Tools that help researchers see the big picture

Thanks to Stephen Phillips – Hostreviews.co.uk for sharing their work on Unsplash.

In January 2019, NASA announced that its Transiting Exoplanet Survey Satellite had discovered a planet about three times the diameter of Earth. The planet, orbiting a dwarf star 16 parsecs (53 light years) away, was found using sophisticated equipment including the satellite itself and the Magellan II telescope at Las Campanas Observatory in Chile. But its discovery also relied on a more prosaic tool, says astronomer Johanna Teske: the project-management software Trello.

The five-university consortium that oversees the telescope uses Trello to track and manage the queue of astronomical targets that different teams want to observe, says Teske, who works at Carnegie Observatories in Pasadena, California. “The way that Trello organises information seemed very much in line with the type of information we wanted to capture,” she says, and it’s worked [1] well.

Popular project-management tools for research teams include Trello and Jira, both from the company Atlassian in Sydney, Australia, as well as Asana and GitHub project boards, both in San Francisco, California.
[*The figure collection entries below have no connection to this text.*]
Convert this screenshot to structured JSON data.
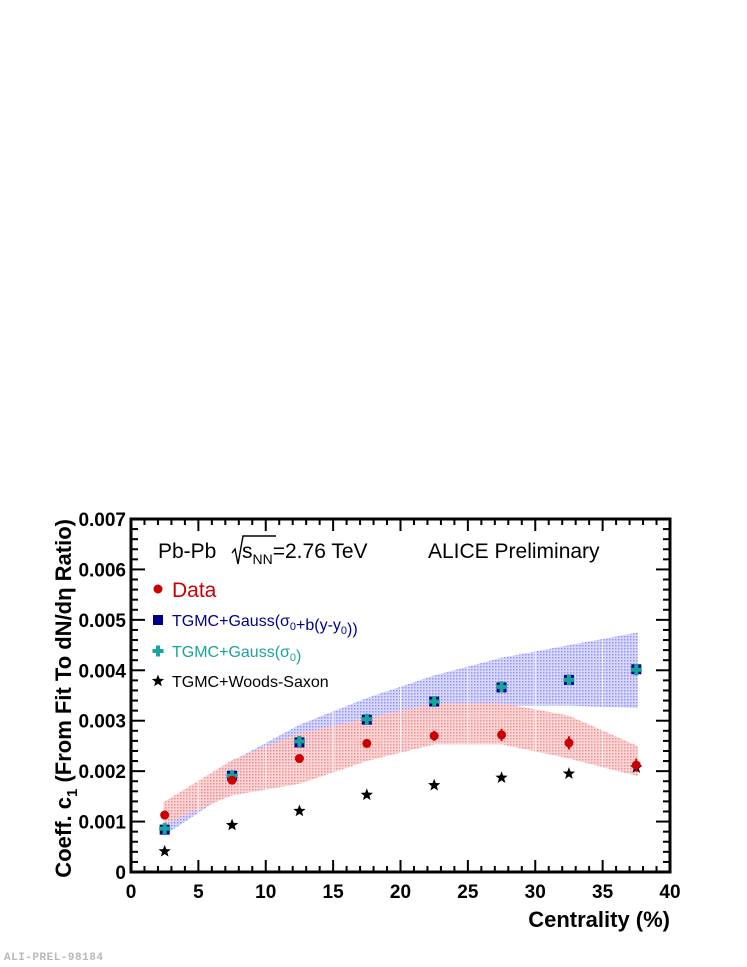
{
  "figure_label": "ALI-PREL-98184",
  "chart_data": {
    "type": "scatter",
    "xlabel": "Centrality (%)",
    "ylabel": "Coeff. c₁ (From Fit To dN/dη Ratio)",
    "xlim": [
      0,
      40
    ],
    "ylim": [
      0,
      0.007
    ],
    "x_ticks": [
      "0",
      "5",
      "10",
      "15",
      "20",
      "25",
      "30",
      "35",
      "40"
    ],
    "y_ticks": [
      "0",
      "0.001",
      "0.002",
      "0.003",
      "0.004",
      "0.005",
      "0.006",
      "0.007"
    ],
    "grid": false,
    "legend_position": "top-left",
    "annotations": {
      "collision_system": "Pb-Pb",
      "energy": "=2.76 TeV",
      "collaboration_tag": "ALICE Preliminary"
    },
    "x": [
      2.5,
      7.5,
      12.5,
      17.5,
      22.5,
      27.5,
      32.5,
      37.5
    ],
    "series": [
      {
        "name": "Data",
        "marker": "circle",
        "color": "#cc0000",
        "values": [
          0.00113,
          0.00182,
          0.00225,
          0.00255,
          0.0027,
          0.00272,
          0.00256,
          0.00212
        ],
        "errors": [
          4e-05,
          5e-05,
          7e-05,
          8e-05,
          0.0001,
          0.00012,
          0.00013,
          0.00013
        ],
        "band": {
          "color": "#f08080",
          "lower": [
            0.00095,
            0.00152,
            0.00175,
            0.0022,
            0.00253,
            0.00253,
            0.00225,
            0.0019
          ],
          "upper": [
            0.00138,
            0.00222,
            0.00275,
            0.00305,
            0.00335,
            0.00335,
            0.0031,
            0.0025
          ]
        }
      },
      {
        "name": "TGMC+Gauss(σ0+b(y-y0))",
        "marker": "square",
        "color": "#00008b",
        "values": [
          0.00084,
          0.00191,
          0.00257,
          0.00302,
          0.00338,
          0.00366,
          0.00381,
          0.00402
        ],
        "band": {
          "color": "#8080ff",
          "lower": [
            0.00071,
            0.00162,
            0.00232,
            0.0028,
            0.00305,
            0.0033,
            0.0033,
            0.00325
          ],
          "upper": [
            0.00095,
            0.0022,
            0.00292,
            0.00345,
            0.0039,
            0.00425,
            0.0045,
            0.00475
          ]
        }
      },
      {
        "name": "TGMC+Gauss(σ0)",
        "marker": "cross",
        "color": "#1aa39b",
        "values": [
          0.00086,
          0.00191,
          0.00259,
          0.00303,
          0.00338,
          0.00367,
          0.00381,
          0.00401
        ]
      },
      {
        "name": "TGMC+Woods-Saxon",
        "marker": "star",
        "color": "#000000",
        "values": [
          0.00041,
          0.00093,
          0.00121,
          0.00153,
          0.00172,
          0.00187,
          0.00195,
          0.00207
        ]
      }
    ]
  }
}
These tools are more than simple to-do lists. They help teams to see the broad view of a project, allowing users to create and complete tasks, meet deadlines, capture detail-rich notes and provide templates for common protocols. The tagging functions of these tools allow managers to assign tasks to team members. If used well, they can make teams more efficient and minimize frustrations such as forgotten tasks and duplicated work.

In short, project-management tools and the managers who use them “connect the details with the high-level goals”, says Tracy Teal. As the executive director of Dryad, a non-profit repository for open data [2] in Durham, North Carolina, she uses several such tools.